In fact, Greek GDP contracted by 4.5pc in 2010, 6.9pc in 2011, and is expected to shrink a further 6pc this year, and 4pc next year. If the Troika were a doctor, it would face manslaughter charges.
The IMF now admits -- or rather those in the IMF who always feared this outcome are at last able to say -- that this misjudgement goes far beyond Greece. Tightening by 1pc of GDP in rich countries does not lead to a 0.5pc loss of output over two years as thought.
The "fiscal multiplier" is not the hallowed 0.5 assumed by every finance ministry in Europe. The awful evidence since the global bubble burst in 2008-2009 is that the multiplier is between 0.9 and 1.7, or even higher for EMU's crucifixion belt.
....Steen Jakobsen from Saxo Bank says the IMF's mea culpa is the "biggest financial story of the year". Indeed it is. The authorities have repeated the blunders of the Great Depression, but with fewer excuses.....

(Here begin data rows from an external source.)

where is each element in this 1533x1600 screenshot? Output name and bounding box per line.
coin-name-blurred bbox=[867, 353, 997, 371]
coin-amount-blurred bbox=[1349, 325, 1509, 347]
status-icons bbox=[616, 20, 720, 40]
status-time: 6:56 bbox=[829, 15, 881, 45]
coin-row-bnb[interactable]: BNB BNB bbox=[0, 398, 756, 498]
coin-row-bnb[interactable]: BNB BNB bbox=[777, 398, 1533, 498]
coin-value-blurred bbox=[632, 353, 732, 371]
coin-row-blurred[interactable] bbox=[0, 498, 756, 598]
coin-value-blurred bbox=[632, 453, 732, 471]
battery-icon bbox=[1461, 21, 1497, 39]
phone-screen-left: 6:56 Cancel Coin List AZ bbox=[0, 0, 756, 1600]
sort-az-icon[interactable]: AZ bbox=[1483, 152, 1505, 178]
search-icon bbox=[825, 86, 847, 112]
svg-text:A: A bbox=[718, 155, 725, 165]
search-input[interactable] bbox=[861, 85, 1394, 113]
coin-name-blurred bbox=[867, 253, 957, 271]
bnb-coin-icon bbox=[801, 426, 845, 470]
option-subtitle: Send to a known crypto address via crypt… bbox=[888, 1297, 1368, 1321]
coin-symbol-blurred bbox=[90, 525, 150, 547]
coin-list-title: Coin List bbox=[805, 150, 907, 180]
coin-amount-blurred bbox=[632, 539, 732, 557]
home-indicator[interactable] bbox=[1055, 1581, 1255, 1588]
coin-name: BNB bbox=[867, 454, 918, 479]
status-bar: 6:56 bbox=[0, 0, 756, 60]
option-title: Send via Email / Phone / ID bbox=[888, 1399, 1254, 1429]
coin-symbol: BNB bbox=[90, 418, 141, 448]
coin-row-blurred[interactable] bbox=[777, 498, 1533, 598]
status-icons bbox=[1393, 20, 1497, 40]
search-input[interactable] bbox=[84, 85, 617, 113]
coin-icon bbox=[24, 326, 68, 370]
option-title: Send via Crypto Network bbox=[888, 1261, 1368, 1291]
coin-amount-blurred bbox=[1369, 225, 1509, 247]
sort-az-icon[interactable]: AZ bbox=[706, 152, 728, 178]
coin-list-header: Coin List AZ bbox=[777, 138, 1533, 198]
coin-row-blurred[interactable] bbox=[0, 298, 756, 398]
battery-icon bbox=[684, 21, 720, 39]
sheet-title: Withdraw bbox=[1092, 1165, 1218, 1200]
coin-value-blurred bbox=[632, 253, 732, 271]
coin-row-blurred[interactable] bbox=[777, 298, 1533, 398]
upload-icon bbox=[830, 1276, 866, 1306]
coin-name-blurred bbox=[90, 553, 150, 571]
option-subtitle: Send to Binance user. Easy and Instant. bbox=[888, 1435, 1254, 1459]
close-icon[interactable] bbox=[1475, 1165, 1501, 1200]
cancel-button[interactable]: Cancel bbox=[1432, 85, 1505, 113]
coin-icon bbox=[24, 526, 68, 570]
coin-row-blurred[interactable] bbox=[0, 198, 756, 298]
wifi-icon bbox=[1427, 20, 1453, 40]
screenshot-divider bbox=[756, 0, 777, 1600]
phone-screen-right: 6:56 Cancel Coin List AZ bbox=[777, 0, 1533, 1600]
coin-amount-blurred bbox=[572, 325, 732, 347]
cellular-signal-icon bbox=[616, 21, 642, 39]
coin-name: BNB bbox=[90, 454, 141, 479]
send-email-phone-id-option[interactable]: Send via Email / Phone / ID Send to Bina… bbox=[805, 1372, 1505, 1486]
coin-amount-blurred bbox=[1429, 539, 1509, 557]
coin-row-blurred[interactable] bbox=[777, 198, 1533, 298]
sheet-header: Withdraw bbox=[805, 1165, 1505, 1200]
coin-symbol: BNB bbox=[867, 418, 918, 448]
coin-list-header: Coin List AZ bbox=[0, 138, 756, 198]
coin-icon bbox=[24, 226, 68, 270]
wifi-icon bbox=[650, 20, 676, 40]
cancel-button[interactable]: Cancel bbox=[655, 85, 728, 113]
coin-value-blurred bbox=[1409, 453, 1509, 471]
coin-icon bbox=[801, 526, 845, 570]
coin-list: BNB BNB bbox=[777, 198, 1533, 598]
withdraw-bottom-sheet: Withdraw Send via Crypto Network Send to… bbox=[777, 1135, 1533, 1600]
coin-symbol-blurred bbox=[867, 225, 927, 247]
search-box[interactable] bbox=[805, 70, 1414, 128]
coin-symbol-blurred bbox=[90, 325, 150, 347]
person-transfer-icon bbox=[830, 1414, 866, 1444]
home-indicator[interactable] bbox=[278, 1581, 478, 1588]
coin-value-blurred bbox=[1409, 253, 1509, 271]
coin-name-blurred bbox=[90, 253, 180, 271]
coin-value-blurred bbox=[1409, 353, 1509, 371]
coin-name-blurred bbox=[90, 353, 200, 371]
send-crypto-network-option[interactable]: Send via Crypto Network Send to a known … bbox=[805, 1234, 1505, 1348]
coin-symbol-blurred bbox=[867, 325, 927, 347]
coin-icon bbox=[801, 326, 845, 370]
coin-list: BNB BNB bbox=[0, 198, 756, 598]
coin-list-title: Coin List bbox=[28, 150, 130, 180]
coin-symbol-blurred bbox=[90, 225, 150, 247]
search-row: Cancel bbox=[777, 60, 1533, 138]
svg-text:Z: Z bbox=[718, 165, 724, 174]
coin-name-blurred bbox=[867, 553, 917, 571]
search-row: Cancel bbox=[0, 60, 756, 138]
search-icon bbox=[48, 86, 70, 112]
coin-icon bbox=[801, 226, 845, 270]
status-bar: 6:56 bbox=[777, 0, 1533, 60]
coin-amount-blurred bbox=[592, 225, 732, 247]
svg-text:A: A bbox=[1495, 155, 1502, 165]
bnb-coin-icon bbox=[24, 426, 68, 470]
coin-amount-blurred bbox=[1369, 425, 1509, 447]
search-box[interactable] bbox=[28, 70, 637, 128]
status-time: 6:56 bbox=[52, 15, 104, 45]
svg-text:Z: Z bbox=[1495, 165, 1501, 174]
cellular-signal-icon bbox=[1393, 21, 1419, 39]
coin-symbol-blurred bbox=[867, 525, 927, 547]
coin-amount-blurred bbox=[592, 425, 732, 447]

"Reducing public debt is incredibly difficult without growth," said the IMF's Christine Lagarde. "Instead of frontloading heavily, it is sometimes better to have a bit more time."
What seems to be happening is not that they share the Euro, one country can't devalue its currency and increase its exports like they used to do and this might have changed the multiplier effect.